Mice/rats are supposed to be quite clever and catch on to some traps. I'm with Lorna, humane traps aren't worth it. And neither are those plug in things that are supposed to deter them. We live in the middle of nowhere too so have to keep an eye out come winter. The only things I've found that stop them is the poison, though I had to start mixing it in with other stuff to keep them interested. That and our new neighbours have a cat that is a master mouser/ratter so we've not had any sign of any since he moved in.

Chocolate is fantastic for bait.


----------



## LizzyB (Mar 25, 2003)

This is one agile mouse! 

Some of the chocolate had been nibbled but it must have climbed out again 

Going to order a trap of the internet that hopefully it can't get out of.

Karen ~ aw, shame about the mouse. Guess cats are the best way of getting rid of them!
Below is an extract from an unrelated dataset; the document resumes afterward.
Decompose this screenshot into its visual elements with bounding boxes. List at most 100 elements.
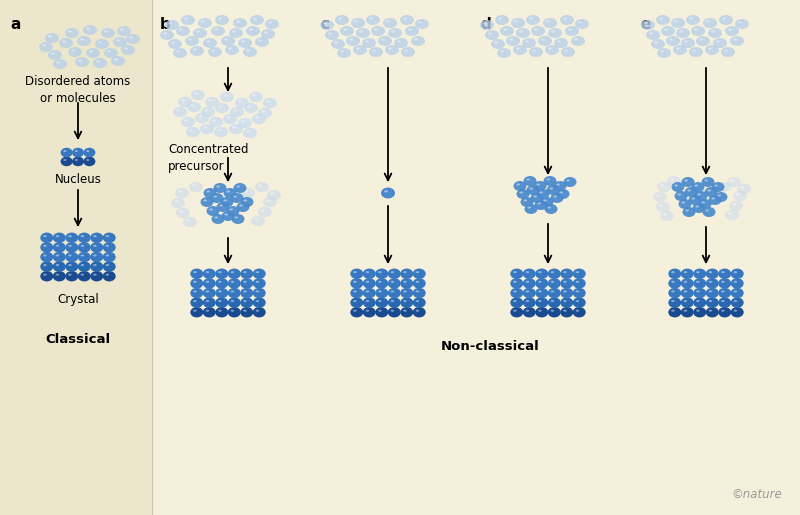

My old cat came back with a baby rabbit once...luckily he wanted to show me what he had done so i managed to save it and let it go 

xxx


----------



## Pol (Mar 9, 2007)

We had mice (or rather we only ever saw one, but I'm sure there must have been more) when we lived in a basement flat in London, and I took the view that if we had them probably the whole terrace had them, so they'd probably go where there was food ... so we made sure we never ever left anything, not even a crumb, out and it worked - they all went upstairs and bothered the 8 very noisy students living there instead    

Mind you we did move out about 6 months later - I'm not sure I could have lived like that for much longer!!

J


----------